One of the most important things you should do when you’re reading something from the Bible is ask: 1) Who wrote it? And 2) To whom it was written? Taken out of context, you might think God was thundering this stuff down to synagogues and churches with his own voice. But most of the New Testament is comprised of letters written by the early disciples. They were written to specific churches to address specific concerns. Take this passage in Romans here. This was a letter Paul wrote to the church in Rome, and the group of people he is talking about here is a sect that broke away from the church Paul founded and began engaging in pagan rituals, including big gay orgies that were a means of worship for the pagan gods. “Their error” is not referring to their “error” of having gay sex. “Their error” is that they converted to Paul’s brand of Christianity, and then decided it wasn’t for them. So they went back to worshipping their other gods. His criticism is of Greek temple worship.
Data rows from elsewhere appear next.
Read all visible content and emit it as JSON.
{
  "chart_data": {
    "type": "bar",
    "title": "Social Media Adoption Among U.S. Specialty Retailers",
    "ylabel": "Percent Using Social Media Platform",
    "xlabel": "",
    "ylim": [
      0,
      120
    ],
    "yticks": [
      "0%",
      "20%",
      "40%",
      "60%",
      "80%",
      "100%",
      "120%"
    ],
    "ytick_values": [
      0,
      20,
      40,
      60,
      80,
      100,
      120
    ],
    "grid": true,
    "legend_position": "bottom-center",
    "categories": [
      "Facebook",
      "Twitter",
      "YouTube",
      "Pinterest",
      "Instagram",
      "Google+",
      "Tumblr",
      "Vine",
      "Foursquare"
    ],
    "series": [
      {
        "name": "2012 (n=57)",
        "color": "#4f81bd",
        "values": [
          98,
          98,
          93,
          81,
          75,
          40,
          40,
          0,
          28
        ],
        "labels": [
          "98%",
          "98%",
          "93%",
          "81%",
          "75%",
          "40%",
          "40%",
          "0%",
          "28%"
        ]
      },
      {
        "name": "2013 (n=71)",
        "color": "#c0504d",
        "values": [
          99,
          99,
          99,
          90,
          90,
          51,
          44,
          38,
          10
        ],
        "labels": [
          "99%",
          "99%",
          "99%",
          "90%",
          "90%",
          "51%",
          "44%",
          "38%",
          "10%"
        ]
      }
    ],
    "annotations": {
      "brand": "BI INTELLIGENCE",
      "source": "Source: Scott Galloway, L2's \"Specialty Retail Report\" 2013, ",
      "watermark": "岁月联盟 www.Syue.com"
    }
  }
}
Also, it’s really important to remember that Paul is a guy who condoned — even promoted — slavery and oppression of women. Because (and I just cannot stress this enough) those were common practices when he was writing his letters to the early churches. The world has changed. Christians are happy to accept that fact when it comes to ideas like “maybe enslaving our fellow humans is barbaric!” and “maybe forbidding women to speak in church is inhumane!”, but (again!) you can’t pick and choose. Either you have to acknowledge that the Bible was written to an ancient civilization with antiquated human rights laws, in which case you are acknowledging that it has no place in modern civil rights legislation, or accept it in its entirety as incontrovertible fact.
To sum it up:
What’s happening right now in America with the same-sex marriage debate is the same thing that happened in America when socially progressive folks decided slavery was inhumane, that women women shouldn’t be considered property, that segregation was unconstitutional, that parents didn’t have the right to corporally punish their children. These “liberals” stood up and said, “Hey, don’t you think it’s kind of disingenuous to use this 2,000 year old book that was written in a language you don’t understand at a time when the world was a very different place to justify your horrible behavior toward your fellow human beings?” And Christians said, “No! No! This is the way God really wanted it, and if we do it a different way, the fabric of society will be ripped in two and the world will fall apart!” But guess what happened? Slavery was abolished and so was segregation, women were given their autonomy *and* the right to vote, we stopped beating up our kids. And it was the right decision. Society got better. And the Christians said, “Oh, this is what God intended from the beginning.” Christians are in a constant state of retrofitting their understanding of the Bible to align with the natural progression of humanity. It happened with slavery, it happened with segregation, it’ll happen with same-sex marriage.